Fear of the WHO

Following James' suggestion at AVI's place, when this wild-eyed letter came across my desk today I looked up the actual treaty they're freaking out over. There really are some worrisome aspects to it, just not the one the out-freakers identified. Actually-worrisome things include Article V, Surveillance, which authorizes the WHO to engage in direct surveillance operations inside member countries if they determine that the member country isn't spying enough on its own. Surely the last thing we need is even more surveillance by spies on ordinary people.

Likewise Article VI, which demands the submission of "wherever possible, genetic sequence data" to the WHO. You can understand exactly why they'd want that information as, you know, the World Health Organization. Genetic sequencing is a highly useful technology for disease control. It's also excellent for developing advanced biological warfare weapons that can target populations based on genetic data. 

Yet the parts the letter says to worry about are anodyne. They call out by name Article XII, sections 2, 3, and 5. Article 3 has already been struck. Article 2 authorizes the WHO's Director-General to "notify," "seek the views of the Committee," and then, if a public health emergency is identified, "seek the views of the Emergency Committee." There's nothing stopping them from doing that now. Everyone has a right to talk to people, notify them and/or seek their views on things. 

All this ultimately refers to Article 49, which lays out a procedure for determining if there is a public health emergency or not. This procedure explicitly permits dissenting views, and requires that all such views -- majority and dissent -- be made available to member states. Then the procedure allows for the collection of even more views, this time from the member state governments. 

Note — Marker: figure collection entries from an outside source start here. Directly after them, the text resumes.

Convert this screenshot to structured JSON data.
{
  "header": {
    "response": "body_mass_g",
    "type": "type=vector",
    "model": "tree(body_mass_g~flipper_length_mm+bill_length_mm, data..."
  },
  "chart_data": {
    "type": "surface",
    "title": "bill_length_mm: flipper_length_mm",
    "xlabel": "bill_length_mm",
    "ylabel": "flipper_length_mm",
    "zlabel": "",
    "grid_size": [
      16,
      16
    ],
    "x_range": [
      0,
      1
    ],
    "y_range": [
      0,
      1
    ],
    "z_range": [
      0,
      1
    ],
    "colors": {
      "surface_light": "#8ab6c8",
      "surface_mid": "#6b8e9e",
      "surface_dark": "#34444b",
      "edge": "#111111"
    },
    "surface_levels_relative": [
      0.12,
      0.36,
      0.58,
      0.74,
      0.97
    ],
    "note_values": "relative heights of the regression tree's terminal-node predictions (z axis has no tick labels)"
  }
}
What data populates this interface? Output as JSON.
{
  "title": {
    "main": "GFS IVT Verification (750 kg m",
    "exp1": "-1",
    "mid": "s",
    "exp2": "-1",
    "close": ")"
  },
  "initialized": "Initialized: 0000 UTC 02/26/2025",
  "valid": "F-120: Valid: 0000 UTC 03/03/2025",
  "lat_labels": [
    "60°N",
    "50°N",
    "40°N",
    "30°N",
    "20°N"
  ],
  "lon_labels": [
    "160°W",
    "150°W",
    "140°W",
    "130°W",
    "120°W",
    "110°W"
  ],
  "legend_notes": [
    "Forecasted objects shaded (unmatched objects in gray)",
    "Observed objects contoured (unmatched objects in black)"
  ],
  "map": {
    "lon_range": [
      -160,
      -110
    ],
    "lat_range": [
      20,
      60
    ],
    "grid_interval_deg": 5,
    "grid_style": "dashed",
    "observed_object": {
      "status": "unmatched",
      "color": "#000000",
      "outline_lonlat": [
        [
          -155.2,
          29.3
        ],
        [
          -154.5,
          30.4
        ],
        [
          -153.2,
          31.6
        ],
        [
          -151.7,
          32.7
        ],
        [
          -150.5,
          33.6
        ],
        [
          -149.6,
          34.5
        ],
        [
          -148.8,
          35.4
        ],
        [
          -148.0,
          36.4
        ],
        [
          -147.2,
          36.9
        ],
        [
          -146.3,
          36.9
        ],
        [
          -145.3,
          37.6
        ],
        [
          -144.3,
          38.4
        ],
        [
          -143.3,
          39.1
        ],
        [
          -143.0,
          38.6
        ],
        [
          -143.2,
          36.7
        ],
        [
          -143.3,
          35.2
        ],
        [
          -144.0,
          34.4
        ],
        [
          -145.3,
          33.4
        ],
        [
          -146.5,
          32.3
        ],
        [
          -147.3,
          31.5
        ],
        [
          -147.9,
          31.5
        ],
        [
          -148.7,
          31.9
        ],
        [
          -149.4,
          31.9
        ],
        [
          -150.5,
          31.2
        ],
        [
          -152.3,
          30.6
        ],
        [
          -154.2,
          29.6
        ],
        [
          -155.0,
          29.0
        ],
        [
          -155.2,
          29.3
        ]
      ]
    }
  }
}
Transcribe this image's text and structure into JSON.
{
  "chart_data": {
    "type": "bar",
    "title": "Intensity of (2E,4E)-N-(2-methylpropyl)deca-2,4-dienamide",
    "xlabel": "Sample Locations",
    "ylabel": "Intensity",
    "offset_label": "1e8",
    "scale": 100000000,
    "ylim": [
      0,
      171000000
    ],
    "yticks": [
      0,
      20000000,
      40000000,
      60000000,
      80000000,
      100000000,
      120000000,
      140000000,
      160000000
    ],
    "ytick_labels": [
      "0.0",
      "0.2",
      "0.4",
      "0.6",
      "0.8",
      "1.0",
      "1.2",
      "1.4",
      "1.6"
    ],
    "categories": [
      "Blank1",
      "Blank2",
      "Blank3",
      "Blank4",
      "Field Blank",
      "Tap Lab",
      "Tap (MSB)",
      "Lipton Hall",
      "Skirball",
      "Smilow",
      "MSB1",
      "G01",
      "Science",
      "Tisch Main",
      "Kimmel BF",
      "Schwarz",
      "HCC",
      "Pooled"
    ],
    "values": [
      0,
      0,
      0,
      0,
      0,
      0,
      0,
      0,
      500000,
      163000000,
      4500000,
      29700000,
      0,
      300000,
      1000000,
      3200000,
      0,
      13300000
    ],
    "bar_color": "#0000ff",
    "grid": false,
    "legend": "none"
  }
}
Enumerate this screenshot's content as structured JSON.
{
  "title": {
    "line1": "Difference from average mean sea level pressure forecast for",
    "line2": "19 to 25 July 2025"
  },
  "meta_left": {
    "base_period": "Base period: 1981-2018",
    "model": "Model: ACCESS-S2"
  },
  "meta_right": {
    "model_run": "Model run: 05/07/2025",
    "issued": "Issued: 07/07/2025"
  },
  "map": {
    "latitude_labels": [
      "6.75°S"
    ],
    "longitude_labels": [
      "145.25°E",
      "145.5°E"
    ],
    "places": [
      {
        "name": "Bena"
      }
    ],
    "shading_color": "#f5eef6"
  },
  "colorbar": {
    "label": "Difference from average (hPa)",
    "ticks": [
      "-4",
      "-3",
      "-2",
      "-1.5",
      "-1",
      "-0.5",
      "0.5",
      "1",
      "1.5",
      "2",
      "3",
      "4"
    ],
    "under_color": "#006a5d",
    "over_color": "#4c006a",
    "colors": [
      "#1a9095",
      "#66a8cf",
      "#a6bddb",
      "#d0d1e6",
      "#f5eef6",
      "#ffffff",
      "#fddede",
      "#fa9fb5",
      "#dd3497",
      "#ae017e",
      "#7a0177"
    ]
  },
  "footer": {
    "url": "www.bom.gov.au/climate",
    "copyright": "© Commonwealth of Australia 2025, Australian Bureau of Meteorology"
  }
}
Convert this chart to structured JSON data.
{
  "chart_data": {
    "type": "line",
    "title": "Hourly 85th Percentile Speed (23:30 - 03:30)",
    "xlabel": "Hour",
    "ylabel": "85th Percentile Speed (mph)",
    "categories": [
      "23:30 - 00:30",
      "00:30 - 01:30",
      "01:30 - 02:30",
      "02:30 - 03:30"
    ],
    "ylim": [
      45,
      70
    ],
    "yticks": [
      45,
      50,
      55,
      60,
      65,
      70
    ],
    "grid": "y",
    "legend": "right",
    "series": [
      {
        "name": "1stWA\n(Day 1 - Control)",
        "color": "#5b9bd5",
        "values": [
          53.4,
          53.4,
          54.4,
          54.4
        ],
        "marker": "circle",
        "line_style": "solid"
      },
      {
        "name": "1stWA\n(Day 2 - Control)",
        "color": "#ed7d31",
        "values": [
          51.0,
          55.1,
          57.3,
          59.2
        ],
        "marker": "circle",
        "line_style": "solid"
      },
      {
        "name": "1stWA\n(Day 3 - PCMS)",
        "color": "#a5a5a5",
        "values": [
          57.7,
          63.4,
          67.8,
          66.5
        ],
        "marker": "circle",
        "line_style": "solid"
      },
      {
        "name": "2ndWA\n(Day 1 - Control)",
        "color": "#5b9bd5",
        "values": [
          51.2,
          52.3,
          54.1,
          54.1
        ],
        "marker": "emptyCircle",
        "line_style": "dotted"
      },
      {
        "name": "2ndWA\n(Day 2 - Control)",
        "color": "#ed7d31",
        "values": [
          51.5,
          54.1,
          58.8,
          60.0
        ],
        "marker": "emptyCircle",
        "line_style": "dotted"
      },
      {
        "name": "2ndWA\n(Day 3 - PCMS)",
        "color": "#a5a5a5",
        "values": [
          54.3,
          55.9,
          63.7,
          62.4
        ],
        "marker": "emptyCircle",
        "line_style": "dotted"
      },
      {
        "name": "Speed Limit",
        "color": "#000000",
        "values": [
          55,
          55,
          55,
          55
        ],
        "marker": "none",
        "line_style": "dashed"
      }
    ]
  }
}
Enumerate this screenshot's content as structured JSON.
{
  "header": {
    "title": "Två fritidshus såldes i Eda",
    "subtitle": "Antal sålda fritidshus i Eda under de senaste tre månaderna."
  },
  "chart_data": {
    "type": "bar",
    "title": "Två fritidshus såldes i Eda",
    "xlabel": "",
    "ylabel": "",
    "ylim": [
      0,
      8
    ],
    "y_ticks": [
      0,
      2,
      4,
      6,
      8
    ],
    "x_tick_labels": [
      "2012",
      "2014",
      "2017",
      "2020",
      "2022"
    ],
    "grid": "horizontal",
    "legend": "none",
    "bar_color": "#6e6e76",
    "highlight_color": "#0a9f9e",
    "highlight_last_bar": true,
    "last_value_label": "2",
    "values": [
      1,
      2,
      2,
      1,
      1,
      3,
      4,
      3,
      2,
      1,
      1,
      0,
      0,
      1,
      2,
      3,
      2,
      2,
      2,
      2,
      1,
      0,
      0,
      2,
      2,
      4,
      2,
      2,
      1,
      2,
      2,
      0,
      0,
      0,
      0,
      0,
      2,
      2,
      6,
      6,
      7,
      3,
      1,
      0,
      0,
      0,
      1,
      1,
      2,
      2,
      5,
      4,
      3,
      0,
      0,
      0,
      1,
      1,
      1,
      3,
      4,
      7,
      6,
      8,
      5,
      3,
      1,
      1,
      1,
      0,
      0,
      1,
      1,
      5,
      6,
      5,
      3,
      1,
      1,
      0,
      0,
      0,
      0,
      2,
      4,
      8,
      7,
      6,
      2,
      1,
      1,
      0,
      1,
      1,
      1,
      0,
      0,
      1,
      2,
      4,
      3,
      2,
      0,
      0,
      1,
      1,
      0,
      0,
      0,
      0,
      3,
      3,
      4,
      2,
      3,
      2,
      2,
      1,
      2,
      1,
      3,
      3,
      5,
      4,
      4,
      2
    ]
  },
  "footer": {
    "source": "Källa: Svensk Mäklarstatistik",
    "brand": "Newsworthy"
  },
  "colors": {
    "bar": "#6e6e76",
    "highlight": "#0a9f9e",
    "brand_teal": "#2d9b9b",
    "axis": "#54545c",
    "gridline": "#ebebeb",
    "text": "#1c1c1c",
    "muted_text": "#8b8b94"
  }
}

The only muscular part of this comes at the very end, where the member states are obligated to enact these regulations into their own domestic laws within five years. Unless they don't: "If a State is not able to adjust its domestic legislative and administrative arrangements fully with these Regulations or amendments thereto within the periods set out in paragraph 2 of this Article, as applicable, that State shall submit within the period specified in paragraph 1 of this Article a declaration to the Director-General regarding the outstanding adjustments and achieve them no later than 12 months after the entry into force of these Regulations or the amendments thereto for that State Party."

So if you don't comply, you are required to send a letter explaining why you won't.

The UN isn't the threat people sometimes imagine it to be. It is, and always will be, a completely useless organization made of of rent-seeking bureaucrats with no actual power. 

2 comments:

Texan99 said...

I'd prefer not to lie about what our policy is in the belief that the lies will never come to life and prove to have teeth.

Grim said...

I'd prefer we didn't have international organizations like the WHO or the UN at all, but if we must have them, at least they're toothless. And apparently we must have them, because so many elites successfully sent rents from them. They won't let the organizations go, and they alone exercise any real political power; although perhaps we might hope that the organizations will fall apart on their own.